In this thesis, the Finite-Element Method (FEM) was utilized to simulate and design the optimal nanostructures for better performances of Surface-Enhanced Raman Scattering (SERS) and lasing. FEM proved its effectiveness in the calculations of target physical models to optimize the model geometry or theoretically validate experimental observations.

In chapter 1 and 2, the fundamental theorem of SERS and photonic crystal cavity were introduced and discussed. The most used optical structures for the two effects, metal/dielectric SPP structure and dielectric photonic crystal structure, were introduced as examples. Equations stem from Maxwell equations were derived and discussed to clarify the concepts of SERS and PCC.
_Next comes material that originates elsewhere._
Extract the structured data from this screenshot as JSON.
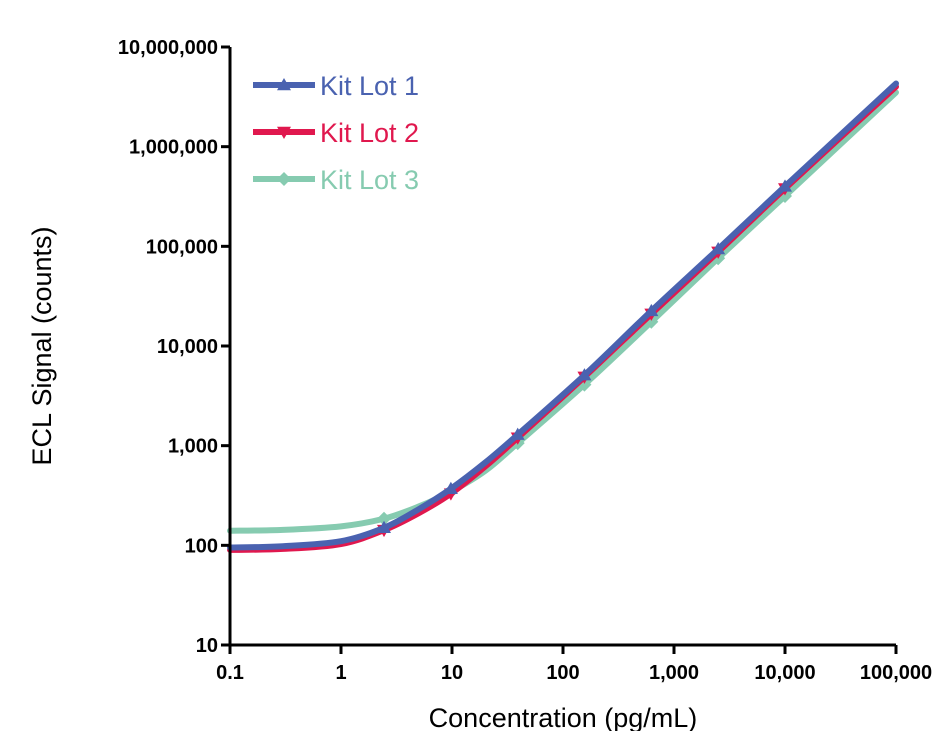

In chapter 3, the FEM method was carried out to simulate the SERS performance of Au nano-bowl/SiO2/Au nanoparticle structure. The electric field distributions and Raman enhancement factors of models in real experiments were calculated and analyzed theoretically. The simulation result on Raman enhancement factors showed consistency with the experimental observations.

In chapter 4, the design process of silicon nitride photonic crystal cavity was introduced and the simulation results were discussed. Using L3 geometrical model, the FEM method successfully revealed the relations between key optical properties, such as quality factor and resonant wavelength, and geometrical parameter selections. The simulations were also helpful in determination of the optimal parameter selection in L3 PCC model for further experimental fabrication.